The pink bloggers and the invisible audience

The “pink blogs” has been given a lot of attention, much because of their unexpected popularity. In May Dagbladet, one of the biggest newspapers in Norway, printed an article online stating that the war is on between the bloggers, as one blogger accused another of cheating with the ratings. This led to a blogging chick fight. Although the article has a humorous tone it demonstrates an important fact, the ratings are not irrelevant. The ever-increasing number of followers has not gone unnoticed. The number of readers reveal nothing about who the audience really is, but one can make a guesstimation based on the content of the blog and the comments left by readers.
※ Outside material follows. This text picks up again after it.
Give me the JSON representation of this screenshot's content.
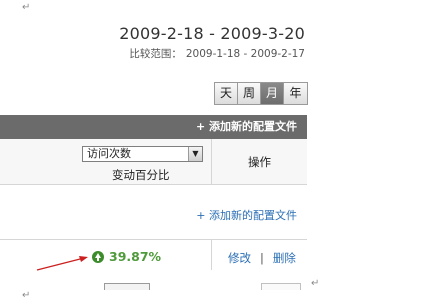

A reasonable conclusion would be to assume that the pink bloggers are preaching to the choir. Their followers are their peers, teenage girls or young adults who can relate to the stories on the blogs. Put in other words, the readers are young, soon to be independent consumers, an attractive audience for many advertisers.

The most popular bloggers receive “gifts” on a daily basis, intended to be mentioned or even recommended on the blog. When pink blogger Ida Wulff published a post called “restylane lipp” describing how fun and easy it is to enlarge your lips with restylan (link to and picture of clinic included) more than one eyebrow was raised.

A discussion in mass media about introducing a set of guidelines for young bloggers resulted in Bloggplakaten, ten statements based on Vær Varsom-plakaten, an ethical code of practice for the Norwegian press. The statements underlines the importance of honesty, integrity and respect for the audience. The initiative was appreciated by everyone, except for the bloggers themself, who on more than one occasion stated that freedom of speech includes saying what is on your mind even though you get paid for it.

As advertisers continue to strive to reach their target audience and bloggers eager to make money on their hobby we are unlikely to see any change. Maybe this is the beginning of a new way of promoting consumer goods, leaving advertisers less dependent on conventional mass media to reach the audience, and making the independent blogger more influential in the public sphere. And the audience? If you don’t like it you can write about it in your blog!